RPM launched the agency in August 2017, with the “Waitress” account in tow. At first, “Waitress” marketing leaned into the all-female creative team and the message of the play, with ads aimed at showing that the dark comedy had an uplifting message.

But after gathering audience reaction, Nick Pramik, managing partner of RPM, said they found Bareilles was the resonating factor, as audience members listed her music as the main reason they bought tickets. 

“That was the launching point,” said Pramik said.

Additionally, rather than the traditional Broadway theatergoer — typically a 44-year-old, according to the Broadway League’s demographic survey for the 2015 to 2016 season — they found that the majority of the audience were in the 25-year-old to 34-year-old age group.

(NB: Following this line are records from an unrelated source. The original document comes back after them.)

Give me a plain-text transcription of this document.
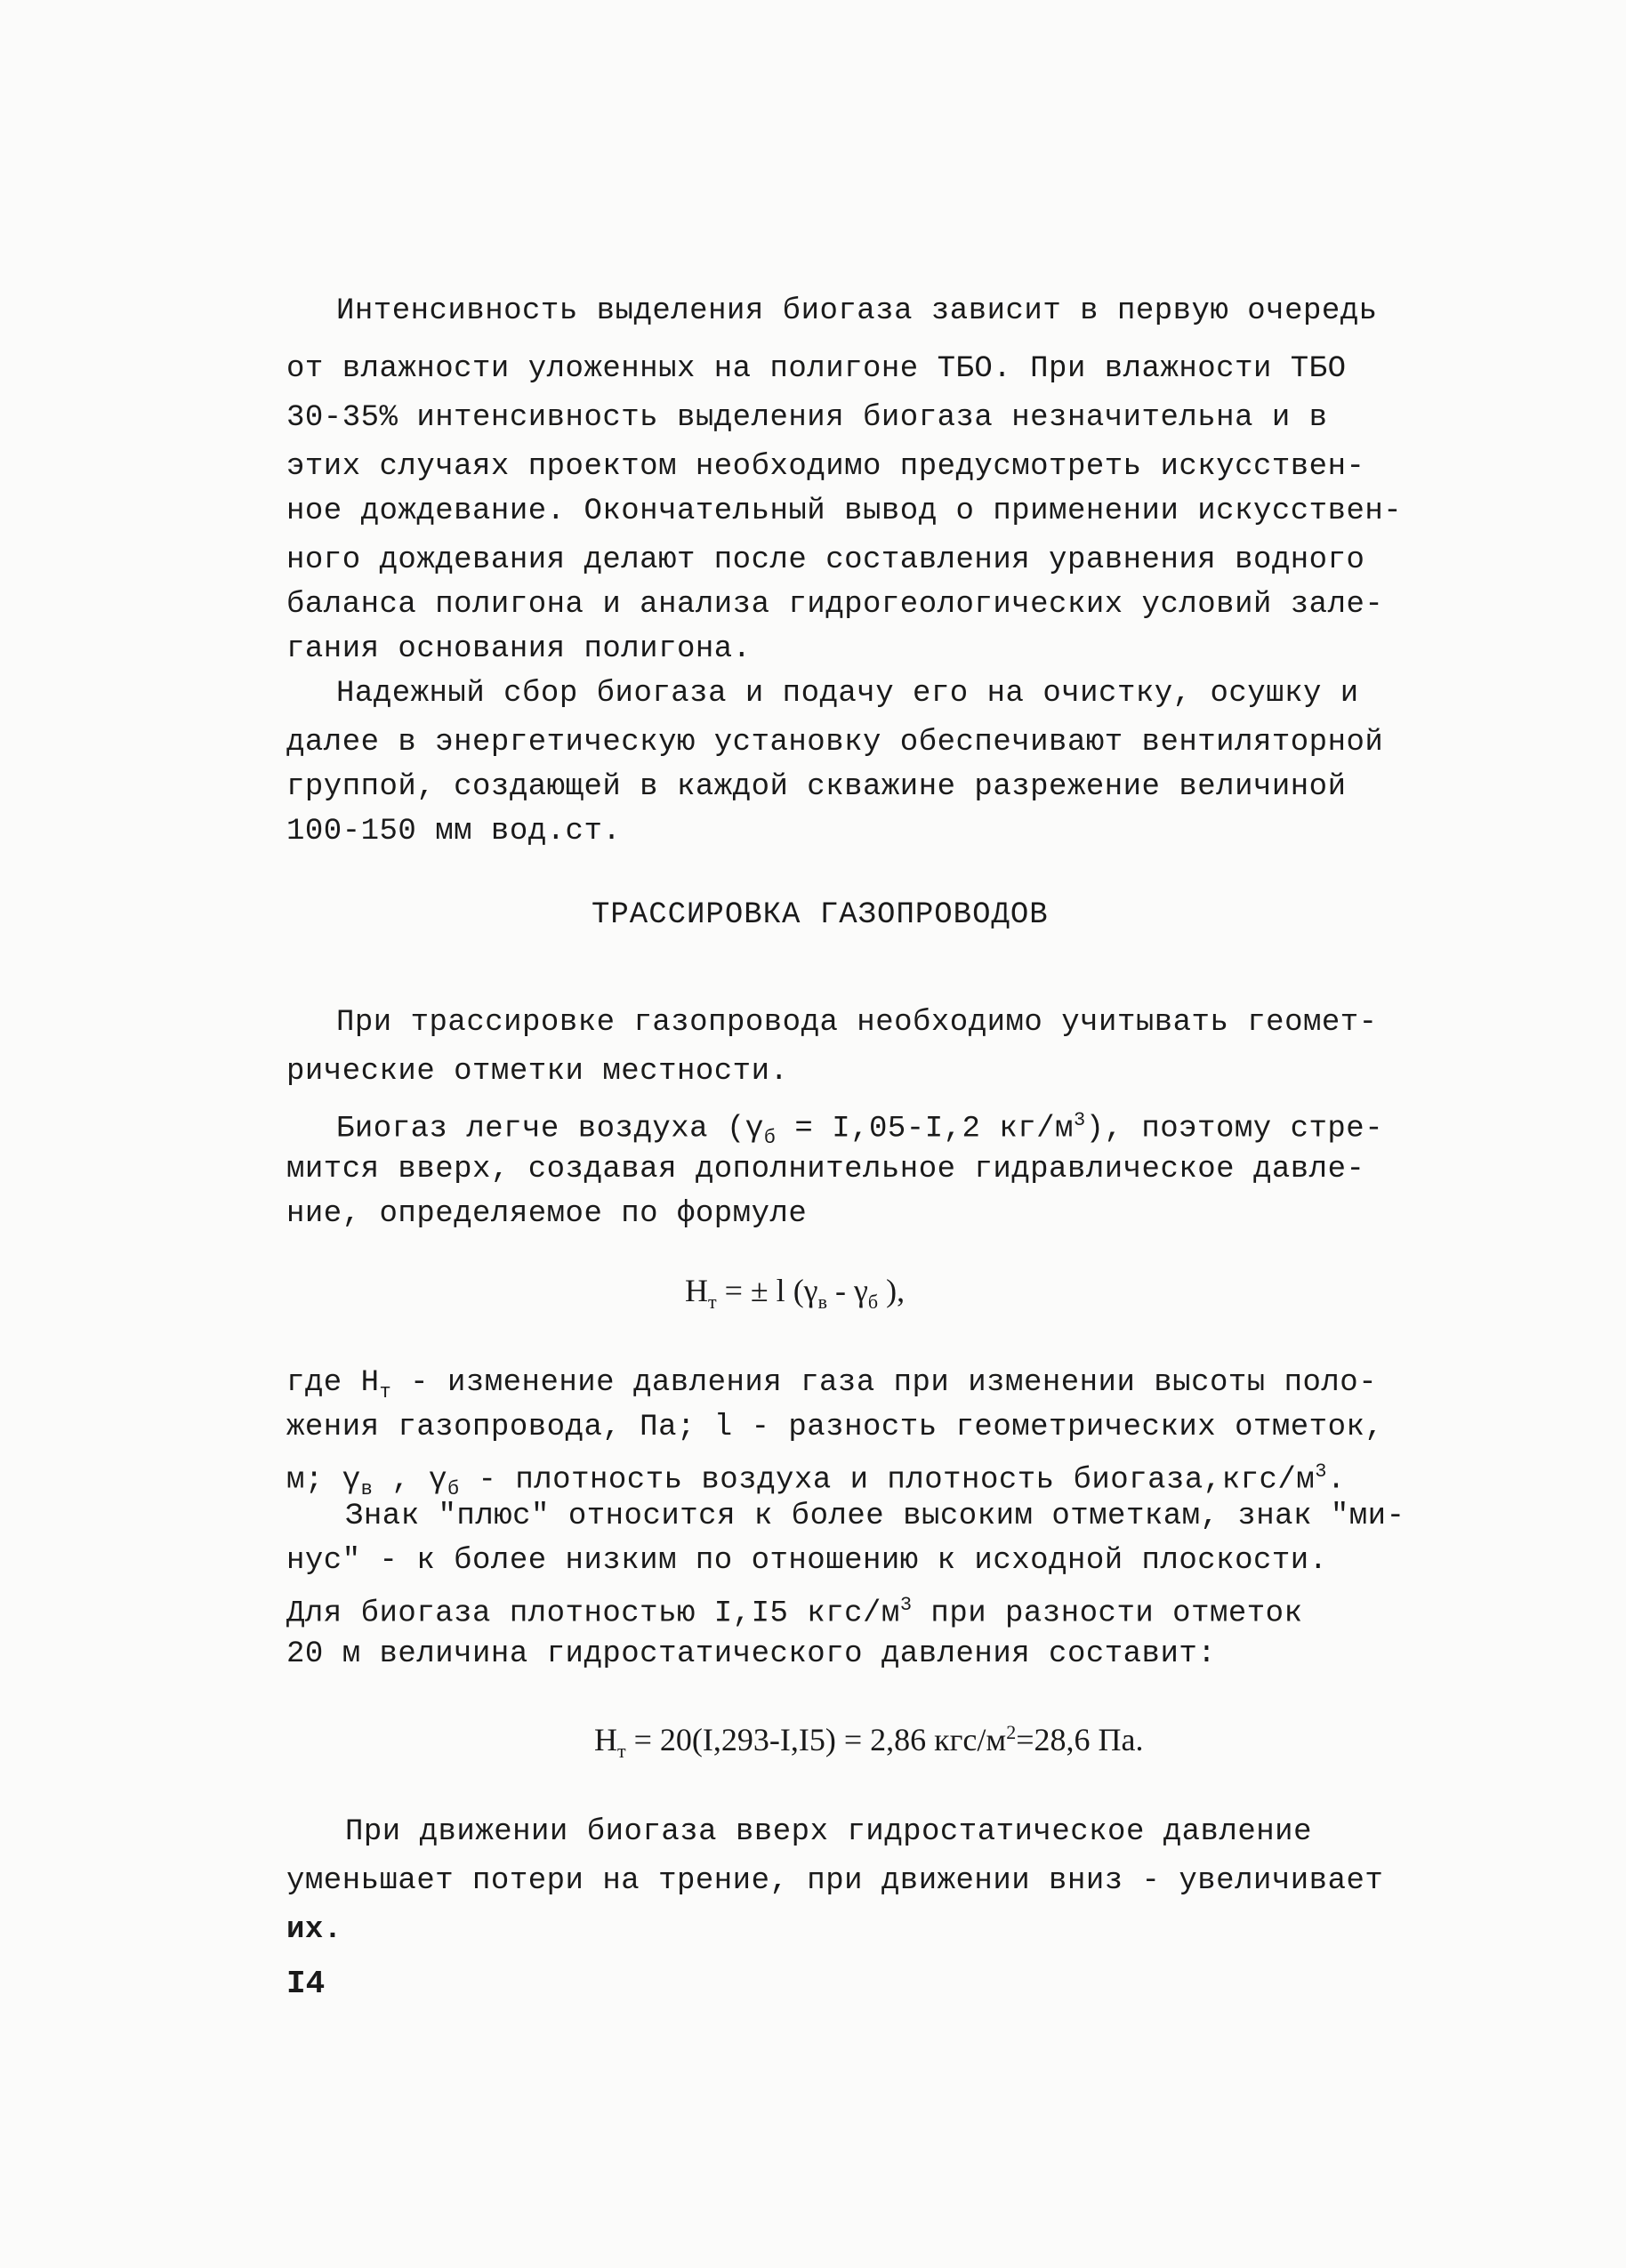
Интенсивность выделения биогаза зависит в первую очередь
от влажности уложенных на полигоне ТБО. При влажности ТБО
30-35% интенсивность выделения биогаза незначительна и в
этих случаях проектом необходимо предусмотреть искусствен-
ное дождевание. Окончательный вывод о применении искусствен-
ного дождевания делают после составления уравнения водного
баланса полигона и анализа гидрогеологических условий зале-
гания основания полигона.
Надежный сбор биогаза и подачу его на очистку, осушку и
далее в энергетическую установку обеспечивают вентиляторной
группой, создающей в каждой скважине разрежение величиной
100-150 мм вод.ст.
ТРАССИРОВКА ГАЗОПРОВОДОВ
При трассировке газопровода необходимо учитывать геомет-
рические отметки местности.
Биогаз легче воздуха ($\gamma_б = I,05-I,2$ $кг/м^3$), поэтому стре-
мится вверх, создавая дополнительное гидравлическое давле-
ние, определяемое по формуле
$H_т$ = ± l ($\gamma_в - \gamma_б$ ),
где $H_т$ - изменение давления газа при изменении высоты поло-
жения газопровода, Па; l - разность геометрических отметок,
м; $\gamma_в$ , $\gamma_б$ - плотность воздуха и плотность $биогаза,кгс/м^3$.
Знак "плюс" относится к более высоким отметкам, знак "ми-
нус" - к более низким по отношению к исходной плоскости.
Для биогаза плотностью I,I5 кгс/$м^3$ при разности отметок
20 м величина гидростатического давления составит:
$H_т = 20(I,293-I,I5) = 2,86$ кгс/$м^2=28,6$ Па.
При движении биогаза вверх гидростатическое давление
уменьшает потери на трение, при движении вниз - увеличивает
их.
I4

The audience also skews slightly more female at 75%, rather than the typical 67% found in the League’s survey. 

This data led to largely digital marketing campaign, with targeted ads on Spotify and social media, as well as the creation of videos featuring Bareilles and her music on an almost weekly basis.

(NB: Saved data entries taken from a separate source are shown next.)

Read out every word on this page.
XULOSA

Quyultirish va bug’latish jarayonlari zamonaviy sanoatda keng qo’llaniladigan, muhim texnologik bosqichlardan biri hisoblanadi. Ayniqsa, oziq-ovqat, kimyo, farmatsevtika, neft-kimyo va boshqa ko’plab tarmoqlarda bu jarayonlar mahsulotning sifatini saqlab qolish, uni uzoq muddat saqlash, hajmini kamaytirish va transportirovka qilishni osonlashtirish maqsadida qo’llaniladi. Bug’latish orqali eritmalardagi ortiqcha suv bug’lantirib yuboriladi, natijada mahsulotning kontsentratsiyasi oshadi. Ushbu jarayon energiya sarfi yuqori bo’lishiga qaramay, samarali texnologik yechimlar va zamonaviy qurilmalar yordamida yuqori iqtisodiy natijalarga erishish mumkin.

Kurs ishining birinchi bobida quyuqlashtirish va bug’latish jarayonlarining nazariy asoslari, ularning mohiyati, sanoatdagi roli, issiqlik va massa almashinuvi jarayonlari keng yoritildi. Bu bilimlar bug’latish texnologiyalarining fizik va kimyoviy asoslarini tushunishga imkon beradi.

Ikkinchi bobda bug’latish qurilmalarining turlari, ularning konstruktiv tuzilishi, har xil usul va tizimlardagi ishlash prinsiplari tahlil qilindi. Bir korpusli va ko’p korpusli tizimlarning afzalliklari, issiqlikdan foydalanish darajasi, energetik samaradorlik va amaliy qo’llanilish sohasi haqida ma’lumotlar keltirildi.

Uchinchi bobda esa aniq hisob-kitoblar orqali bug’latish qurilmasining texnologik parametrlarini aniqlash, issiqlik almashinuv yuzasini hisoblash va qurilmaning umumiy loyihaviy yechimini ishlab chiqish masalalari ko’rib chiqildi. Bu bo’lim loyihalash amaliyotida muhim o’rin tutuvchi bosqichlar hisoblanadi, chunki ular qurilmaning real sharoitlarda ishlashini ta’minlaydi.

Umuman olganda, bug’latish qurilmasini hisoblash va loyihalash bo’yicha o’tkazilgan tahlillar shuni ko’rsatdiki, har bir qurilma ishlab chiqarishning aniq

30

“We lean on Sara’s music,” said Kara Carothers, vice president of planning and operations at RPM.

But there has also been a physical ad push, with billboards around Times Square and posters on trash bins in the area, which are closer to eye level and used as a means “to try to influence that purchase while they’re on the ground,” Carothers said. The same tactic is applied to “Chicago,” another Barry and Fran Weissler-produced show and a client of RPM’s.

“Waitress” recouped its $12 million capitalization as of January 2017, less than 10 months after the show began previews.

The show’s box office tally has had its ups and downs, but when Bareilles was in the show, from March 31 through June 11, the show brought in more than $1 million every week she was there.

Without Bareilles, the show has dipped as low as $593,000, in the week ended Sept. 10, 2017.

Bareilles will return to the musical from Jan. 16 to Feb. 25, playing opposite recent addition Jason Mraz, who extended his time in the show to Feb. 11. Their two fan bases largely align, Pramik said, which should translate to similar buying behavior.

“There’s a massive crossover,” he said.

While other popular singers have not seen their popularity translate to a successful Broadway musical, Pramik says he feels that Bareilles’ music already has a musical theater sensibility and matches up well with the message of the musical.

“I think it’s a matchup of brands. Sara Bareilles’ music is known for its storytelling, its melodies. It’s deeply emotional. It’s funny,” Pramik said.